Euro Bölgesi’nin kamu ve özel borç yükü, borç affının yakında yeniden gündeme geleceğine işaret ediyor. Aksi takdirde devlet iflaslarının önlenmesi mümkün olmayacak.
Kapatılması mümkün görünmeyen kamu borçlarının yanı sıra, ayağını yorganına göre uzatmayıp bol keseden harcayan özel hanelerin borçları da astronomik boyutlara vardı. DW Ekonomi Servisi’nden Zhang Danhong, özel borçların tavan yapmasından da neden ortak para birimi Euro’nun sorumlu olduğunu uzmanlara sordu:
Madrid’de yaşayan İrene Gonzales, ondan önce ve ondan sonra da milyonlarca İspanyol’un yaptığı gibi bundan on iki yıl önce az peşinatla pahalı bir apartman dairesi satın aldı. Kredi faizlerinin çok düşük olmasından ve ev alanlara devletin sağladığı vergi indiriminden o da yararlanmak istemişti. Ama krizle birlikte dairenin değeri düştü. Üstelik İrene de artık eskisi kadar para kazanamıyor.

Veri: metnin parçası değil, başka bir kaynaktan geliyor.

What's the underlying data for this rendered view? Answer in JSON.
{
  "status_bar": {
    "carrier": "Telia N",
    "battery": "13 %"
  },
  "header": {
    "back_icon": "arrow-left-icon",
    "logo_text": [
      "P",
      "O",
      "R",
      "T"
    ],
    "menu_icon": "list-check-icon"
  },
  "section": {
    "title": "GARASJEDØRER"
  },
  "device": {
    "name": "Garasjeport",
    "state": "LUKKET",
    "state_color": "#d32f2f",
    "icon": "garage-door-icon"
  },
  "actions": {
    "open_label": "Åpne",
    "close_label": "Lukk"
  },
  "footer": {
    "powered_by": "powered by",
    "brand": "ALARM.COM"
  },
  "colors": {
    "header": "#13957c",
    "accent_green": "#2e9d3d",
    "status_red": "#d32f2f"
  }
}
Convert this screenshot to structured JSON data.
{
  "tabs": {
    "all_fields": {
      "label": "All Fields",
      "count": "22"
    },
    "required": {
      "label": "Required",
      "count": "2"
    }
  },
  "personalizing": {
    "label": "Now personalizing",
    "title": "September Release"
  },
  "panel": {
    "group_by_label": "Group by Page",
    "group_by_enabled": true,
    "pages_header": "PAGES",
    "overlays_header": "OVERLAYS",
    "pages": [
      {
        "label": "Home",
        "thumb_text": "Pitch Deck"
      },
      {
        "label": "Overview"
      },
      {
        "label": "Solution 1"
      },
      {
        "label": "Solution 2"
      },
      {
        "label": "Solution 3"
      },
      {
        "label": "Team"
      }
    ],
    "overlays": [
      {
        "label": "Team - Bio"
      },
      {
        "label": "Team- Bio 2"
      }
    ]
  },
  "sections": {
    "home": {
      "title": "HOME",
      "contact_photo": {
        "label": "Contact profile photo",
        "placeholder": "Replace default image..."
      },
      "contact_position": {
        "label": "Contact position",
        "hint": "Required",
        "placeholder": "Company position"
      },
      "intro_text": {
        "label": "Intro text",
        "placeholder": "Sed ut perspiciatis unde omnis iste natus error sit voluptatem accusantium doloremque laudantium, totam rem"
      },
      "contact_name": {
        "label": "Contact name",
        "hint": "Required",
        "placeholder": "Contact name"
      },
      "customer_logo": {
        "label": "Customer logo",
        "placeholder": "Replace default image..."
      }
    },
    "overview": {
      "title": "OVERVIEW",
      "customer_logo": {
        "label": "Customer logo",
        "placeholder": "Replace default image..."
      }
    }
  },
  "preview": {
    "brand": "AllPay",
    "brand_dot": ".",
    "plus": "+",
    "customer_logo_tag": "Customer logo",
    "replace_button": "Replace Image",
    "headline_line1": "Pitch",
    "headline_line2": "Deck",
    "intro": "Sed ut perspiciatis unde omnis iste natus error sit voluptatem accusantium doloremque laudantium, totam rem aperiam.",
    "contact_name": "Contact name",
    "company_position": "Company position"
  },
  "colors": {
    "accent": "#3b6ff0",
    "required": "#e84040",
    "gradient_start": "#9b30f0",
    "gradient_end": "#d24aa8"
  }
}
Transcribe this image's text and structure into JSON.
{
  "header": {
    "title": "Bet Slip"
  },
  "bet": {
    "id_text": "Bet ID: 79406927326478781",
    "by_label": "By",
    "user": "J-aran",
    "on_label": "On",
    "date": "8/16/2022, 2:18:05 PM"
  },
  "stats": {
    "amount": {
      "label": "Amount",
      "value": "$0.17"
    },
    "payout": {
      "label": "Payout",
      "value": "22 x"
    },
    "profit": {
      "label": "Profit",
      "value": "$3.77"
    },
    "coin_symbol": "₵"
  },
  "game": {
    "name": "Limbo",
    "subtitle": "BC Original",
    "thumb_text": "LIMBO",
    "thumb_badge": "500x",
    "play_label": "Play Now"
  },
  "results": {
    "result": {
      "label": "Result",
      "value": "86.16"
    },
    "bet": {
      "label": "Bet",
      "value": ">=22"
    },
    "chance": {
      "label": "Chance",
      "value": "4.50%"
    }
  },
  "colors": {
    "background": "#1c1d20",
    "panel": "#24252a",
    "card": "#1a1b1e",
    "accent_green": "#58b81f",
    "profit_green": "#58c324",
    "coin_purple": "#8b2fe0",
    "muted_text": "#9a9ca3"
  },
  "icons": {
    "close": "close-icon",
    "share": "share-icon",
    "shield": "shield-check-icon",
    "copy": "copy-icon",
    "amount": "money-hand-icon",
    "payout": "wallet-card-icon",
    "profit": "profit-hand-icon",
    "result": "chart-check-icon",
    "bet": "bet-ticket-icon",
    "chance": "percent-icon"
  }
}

Borcun geliri aşması iflas anlamına geliyor. İrene de çoktan müflis. Faiz ve taksit ödeyecek durumda değil. Daireyi sattığı takdirde elde edeceği fiyat kalan borcu kapatmaya yetmeyecek. Çaresizlik içinde evden çıkarılacağı günü bekliyor.
Borç yükü Euro’yu ezecek
Yüz binlerce İspanyol ailesi de İrene gibi evinden zorla tahliye edilme tehlikesiyle karşı karşıya. İspanya’nın borcu 2,5 trilyon Euro’yu aştı. Özel hanelerin borçları bu meblağın yüzde 70’ini tutuyor. Bu durumdaki tek ülke İspanya değil. Euro Bölgesi’ndeki kamu borç yükü Gayrı Safi Yurtiçi Hâsıla’nın yüzde 90’ını bulurken özel borçlar Euro ülkeleri milli gelirinin üç katına denk geliyor.
Avrupa Ekonomik Araştırmalar Merkezi Başkanı Clemens Fuest bu borçların neden birbirine karıştırılamayacağını şöyle izah ediyor: “Özel sektörün kendine borçlandığını unutmamak lazım. Yani birinin borcu, diğerinin alacağı sayılır.”
İrene Gonzales bankasına borçlu. Borcunu ödeyemediği için banka alacağını tahsil edemeyip zarar hanesine yazmak zorunda kalacak. Çok sayıda kredi müşterisi ödeme yapamaz duruma düştüğü takdirde bankanın geleceği tehlikeye girecek.
İspanyol bankaları gayrı menkul balonunun patlamasıyla krize sürüklendi. Devlet geçen yıl Euro İstikrar Fonu’ndan 40 milyar çekerek bankaları kurtardı ve bankaların borcuna kefil oldu. Bankalar dipsiz kuyuya dönerse İspanya da, özel bankaları kurtarmak için 70 milyar harcadıktan sonra Euro kurtarma şemsiyesine sığınan İrlanda’nın akıbetine uğrayabilir. Bu da devlet borçlarıyla özel borçların kesin çizgiyle birbirinden ayrılamayacağını gösteriyor. Ekonomist Fuest borçlanmanın mutlaka kötü olmaması gerektiğini, çünkü işletmelerin kredi almadan yatırım yapamayacağını ve kredi ilişkilerinin refahın temeli olduğunu ifade ediyor.
İktisat Profesörü Hanno Beck, borçlarla gelir ve katma değer yaratma gücü arasındaki bağlantı bozulduğu takdirde problemlerin başlayacağına işaret ediyor. Avrupa Ekonomik Araştırmalar Merkezi Başkanı Clemens Fuest bazı Euro ülkelerinin bu sınırı aştığını ve yatırımcının borçlu ülkelere bakışını değiştiren ortak para biriminin bunda önemli rolü olduğunu belirtiyor. Nitekim devalüasyon tehlikesinin ortadan kalkması yatırımcıya cazip gelmiş, faizlerin düşmesi de özel haneleri daha fazla borçlanmaya özendirmişti.